I'm not really sure if I have an opinion on the art style; it's appropriate to the game, and I don't really object...  And I'm glad to see that the humor is more or less intact.


Anyway, it's quite fun, but I'll reserve judgment until later.
Go Moon!

« Reply #34 on: November 17, 2008, 04:54:36 PM »
Well, looks like we've got two ShadowBrians roaming around being cautiously pessimistic. I'm leaving the forums.

Nope, I'm not like ShadowBrian at all. I'm actually very positive about Nintendo right now, especially after their last press conference. It's Rare that I don't like, and they no longer have much to do with the big N.

Oh, and Fitfth, thanks for the impressions. It doesn't sound that bad from what you said, but it doesn't sound that good either. Mainly because, as I suspected, it seems to have a heavy dose of repetitiveness, and a light dose of familiarity. One question - does the flying have more to it than just flying - say, dodging obstacles and enemies? Because if not, then that bites.
What is a mystery? Just go inside my head, and you'll find out.

Fifth

  • Quadruped
« Reply #35 on: November 17, 2008, 05:35:52 PM »
When you're just flying (or wandering at all) about a level, there's not really much challenge, though ease-of-navigation depends on the level (some are really spacious, allowing you to fly far above, while others are cramped and filled with obstacles).  Enemies are dismissible and weak when wandering, too, not helped by the fact that you can't legitimately die when outside of a challenge (Kazooie just slaps you back to life).
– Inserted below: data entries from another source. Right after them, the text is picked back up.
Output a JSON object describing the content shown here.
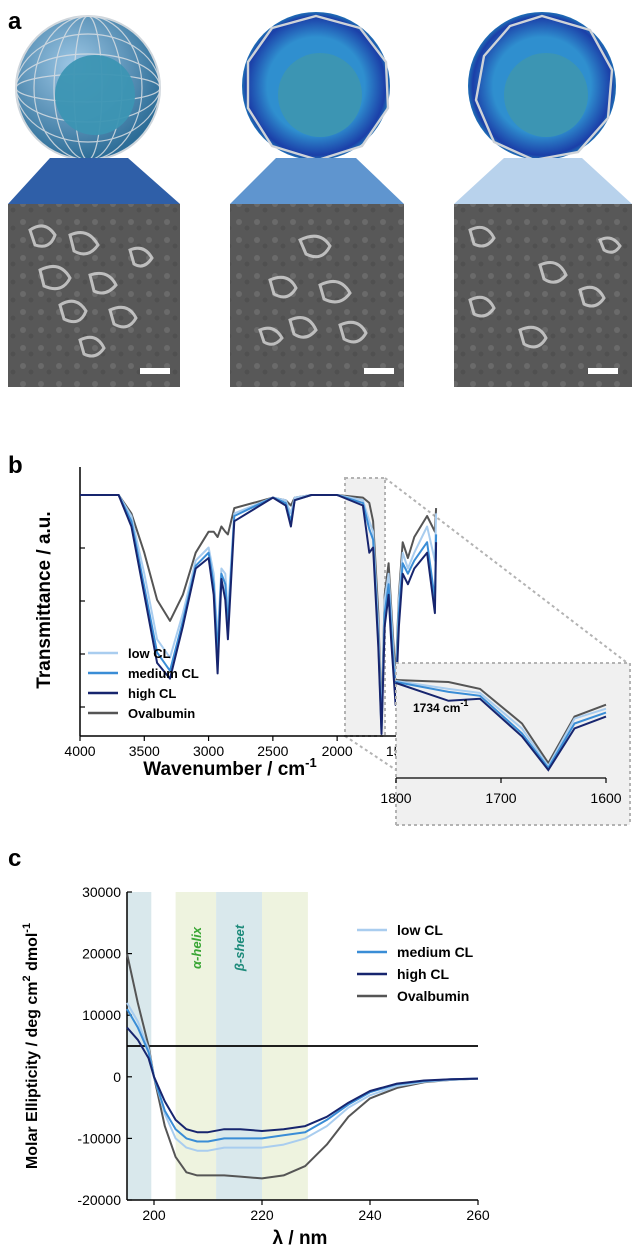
{
  "panel_labels": {
    "a": "a",
    "b": "b",
    "c": "c"
  },
  "colors": {
    "low": "#a9cdef",
    "medium": "#3a8dd6",
    "high": "#17256e",
    "ovalbumin": "#555555",
    "trap_low": "#2f5fa8",
    "trap_med": "#5f95cf",
    "trap_high": "#b8d2ec",
    "helix_band": "#eef3df",
    "sheet_band": "#d9e8ec",
    "helix_text": "#3aa635",
    "sheet_text": "#1d8a7a"
  },
  "chart_data": [
    {
      "id": "b",
      "type": "line",
      "ylabel": "Transmittance / a.u.",
      "xlabel": "Wavenumber / cm",
      "xlabel_sup": "-1",
      "xlim": [
        4000,
        1200
      ],
      "x_ticks": [
        4000,
        3500,
        3000,
        2500,
        2000,
        1500
      ],
      "legend": [
        "low CL",
        "medium CL",
        "high CL",
        "Ovalbumin"
      ],
      "inset": {
        "xlim": [
          1800,
          1600
        ],
        "x_ticks": [
          1800,
          1700,
          1600
        ],
        "annotation": "1734 cm",
        "annotation_sup": "-1"
      },
      "series": [
        {
          "name": "low CL",
          "x": [
            4000,
            3700,
            3600,
            3500,
            3400,
            3300,
            3200,
            3100,
            3000,
            2960,
            2930,
            2900,
            2870,
            2850,
            2800,
            2500,
            2400,
            2360,
            2330,
            2200,
            2000,
            1800,
            1750,
            1720,
            1680,
            1655,
            1630,
            1600,
            1580,
            1545,
            1520,
            1490,
            1450,
            1400,
            1300,
            1240,
            1230
          ],
          "y": [
            1.0,
            1.0,
            0.92,
            0.7,
            0.45,
            0.38,
            0.55,
            0.75,
            0.8,
            0.7,
            0.45,
            0.72,
            0.7,
            0.55,
            0.93,
            0.99,
            0.98,
            0.93,
            0.99,
            1.0,
            1.0,
            0.98,
            0.9,
            0.86,
            0.5,
            0.12,
            0.6,
            0.7,
            0.55,
            0.25,
            0.6,
            0.78,
            0.72,
            0.78,
            0.88,
            0.75,
            0.93
          ]
        },
        {
          "name": "medium CL",
          "x": [
            4000,
            3700,
            3600,
            3500,
            3400,
            3300,
            3200,
            3100,
            3000,
            2960,
            2930,
            2900,
            2870,
            2850,
            2800,
            2500,
            2400,
            2360,
            2330,
            2200,
            2000,
            1800,
            1750,
            1720,
            1680,
            1655,
            1630,
            1600,
            1580,
            1545,
            1520,
            1490,
            1450,
            1400,
            1300,
            1240,
            1230
          ],
          "y": [
            1.0,
            1.0,
            0.9,
            0.65,
            0.4,
            0.33,
            0.52,
            0.73,
            0.78,
            0.66,
            0.4,
            0.7,
            0.66,
            0.5,
            0.92,
            0.99,
            0.97,
            0.9,
            0.98,
            1.0,
            1.0,
            0.97,
            0.87,
            0.83,
            0.45,
            0.1,
            0.55,
            0.66,
            0.5,
            0.22,
            0.55,
            0.74,
            0.7,
            0.75,
            0.82,
            0.6,
            0.85
          ]
        },
        {
          "name": "high CL",
          "x": [
            4000,
            3700,
            3600,
            3500,
            3400,
            3300,
            3200,
            3100,
            3000,
            2960,
            2930,
            2900,
            2870,
            2850,
            2800,
            2500,
            2400,
            2360,
            2330,
            2200,
            2000,
            1800,
            1750,
            1720,
            1680,
            1655,
            1630,
            1600,
            1580,
            1545,
            1520,
            1490,
            1450,
            1400,
            1300,
            1240,
            1230
          ],
          "y": [
            1.0,
            1.0,
            0.88,
            0.62,
            0.36,
            0.3,
            0.5,
            0.72,
            0.76,
            0.62,
            0.32,
            0.68,
            0.6,
            0.45,
            0.9,
            0.99,
            0.96,
            0.88,
            0.98,
            1.0,
            1.0,
            0.96,
            0.78,
            0.8,
            0.42,
            0.08,
            0.5,
            0.62,
            0.45,
            0.2,
            0.5,
            0.7,
            0.66,
            0.72,
            0.78,
            0.55,
            0.82
          ]
        },
        {
          "name": "Ovalbumin",
          "x": [
            4000,
            3700,
            3600,
            3500,
            3400,
            3300,
            3200,
            3100,
            3000,
            2960,
            2930,
            2900,
            2870,
            2850,
            2800,
            2500,
            2400,
            2360,
            2330,
            2200,
            2000,
            1800,
            1750,
            1720,
            1680,
            1655,
            1630,
            1600,
            1580,
            1545,
            1520,
            1490,
            1450,
            1400,
            1300,
            1240,
            1230
          ],
          "y": [
            1.0,
            1.0,
            0.93,
            0.78,
            0.6,
            0.52,
            0.62,
            0.78,
            0.86,
            0.86,
            0.84,
            0.88,
            0.86,
            0.85,
            0.95,
            0.99,
            0.98,
            0.96,
            0.99,
            1.0,
            1.0,
            0.99,
            0.97,
            0.9,
            0.55,
            0.15,
            0.62,
            0.74,
            0.58,
            0.3,
            0.62,
            0.82,
            0.76,
            0.84,
            0.92,
            0.86,
            0.95
          ]
        }
      ]
    },
    {
      "id": "c",
      "type": "line",
      "ylabel": "Molar Ellipticity / deg cm",
      "ylabel_sup2": "2",
      "ylabel_tail": " dmol",
      "ylabel_sup1": "-1",
      "xlabel": "λ / nm",
      "xlim": [
        195,
        260
      ],
      "ylim": [
        -20000,
        30000
      ],
      "x_ticks": [
        200,
        220,
        240,
        260
      ],
      "y_ticks": [
        -20000,
        -10000,
        0,
        10000,
        20000,
        30000
      ],
      "bands": [
        {
          "label": "",
          "from": 195,
          "to": 199.5,
          "kind": "sheet"
        },
        {
          "label": "α-helix",
          "from": 204,
          "to": 211.5,
          "kind": "helix"
        },
        {
          "label": "β-sheet",
          "from": 211.5,
          "to": 220,
          "kind": "sheet"
        },
        {
          "label": "",
          "from": 220,
          "to": 228.5,
          "kind": "helix"
        }
      ],
      "legend": [
        "low CL",
        "medium CL",
        "high CL",
        "Ovalbumin"
      ],
      "series": [
        {
          "name": "low CL",
          "x": [
            195,
            197,
            199,
            200,
            202,
            204,
            206,
            208,
            210,
            213,
            216,
            220,
            224,
            228,
            232,
            236,
            240,
            245,
            250,
            255,
            260
          ],
          "y": [
            12000,
            9000,
            4500,
            0,
            -6000,
            -10000,
            -11500,
            -12000,
            -12000,
            -11500,
            -11500,
            -11500,
            -11000,
            -10000,
            -8000,
            -5000,
            -3000,
            -1500,
            -800,
            -500,
            -300
          ]
        },
        {
          "name": "medium CL",
          "x": [
            195,
            197,
            199,
            200,
            202,
            204,
            206,
            208,
            210,
            213,
            216,
            220,
            224,
            228,
            232,
            236,
            240,
            245,
            250,
            255,
            260
          ],
          "y": [
            11000,
            8000,
            4000,
            0,
            -5500,
            -8500,
            -10000,
            -10500,
            -10500,
            -10000,
            -10000,
            -10000,
            -9500,
            -9000,
            -7000,
            -4500,
            -2500,
            -1200,
            -700,
            -400,
            -300
          ]
        },
        {
          "name": "high CL",
          "x": [
            195,
            197,
            199,
            200,
            202,
            204,
            206,
            208,
            210,
            213,
            216,
            220,
            224,
            228,
            232,
            236,
            240,
            245,
            250,
            255,
            260
          ],
          "y": [
            8000,
            6000,
            3000,
            0,
            -4000,
            -7000,
            -8500,
            -9000,
            -9000,
            -8500,
            -8500,
            -8800,
            -8500,
            -8000,
            -6500,
            -4200,
            -2300,
            -1100,
            -600,
            -400,
            -300
          ]
        },
        {
          "name": "Ovalbumin",
          "x": [
            195,
            197,
            199,
            200,
            202,
            204,
            206,
            208,
            210,
            213,
            216,
            220,
            224,
            228,
            232,
            236,
            240,
            245,
            250,
            255,
            260
          ],
          "y": [
            20000,
            12000,
            5000,
            0,
            -8000,
            -13000,
            -15500,
            -16000,
            -16000,
            -16000,
            -16200,
            -16500,
            -16000,
            -14500,
            -11000,
            -6500,
            -3500,
            -1800,
            -900,
            -500,
            -300
          ]
        }
      ]
    }
  ]
}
Within challenges are when things matter more, when you're given a certain path to fly or drive, or an item to recover, or something to protect, or destroy, when they throw at you whatever they can to stop you, break you, or throw you off.  Of course, you could probably have guessed as much.

And as repetitive as they may seem when hearing about the game, the challenges vary enough to stay fairly interesting.  And, um, challenging.  Though that may be a matter of opinion.
Go Moon!

BP

  • Beside Pacific
« Reply #36 on: November 17, 2008, 06:59:28 PM »
Nope, I'm not like ShadowBrian at all. I'm actually very positive about Nintendo right now, especially after their last press conference. It's Rare that I don't like, and they no longer have much to do with the big N.

Still, the very idea of "cautious pessimism" just makes me... want to squeeze some sort of doughy substance and throw it at a wall. You trap yourself in a hole where you're looking for negatives and only see negatives and, just, agh. Why would you do that to yourself?
All your dreeeeeeams begiiin to shatterrrrrr~
It's YOUR problem!

« Reply #37 on: November 17, 2008, 07:09:48 PM »
Still, the very idea of "cautious pessimism" just makes me... want to squeeze some sort of doughy substance and throw it at a wall. You trap yourself in a hole where you're looking for negatives and only see negatives and, just, agh. Why would you do that to yourself?

That's not the way I am at all, Bird Person. In fact, when I first saw the early previews for Nuts and Bolts, I had a lot of hope for the game as well. Now that reviews are pouring in, however, I'm quickly losing faith in this game.

However, Fifth's reply may have given me a bit more hope for Banjo's latest adventure. It's good to see that at least some people are enjoying it, and I'm glad to hear that the challenges are varried and challenging enough.
What is a mystery? Just go inside my head, and you'll find out.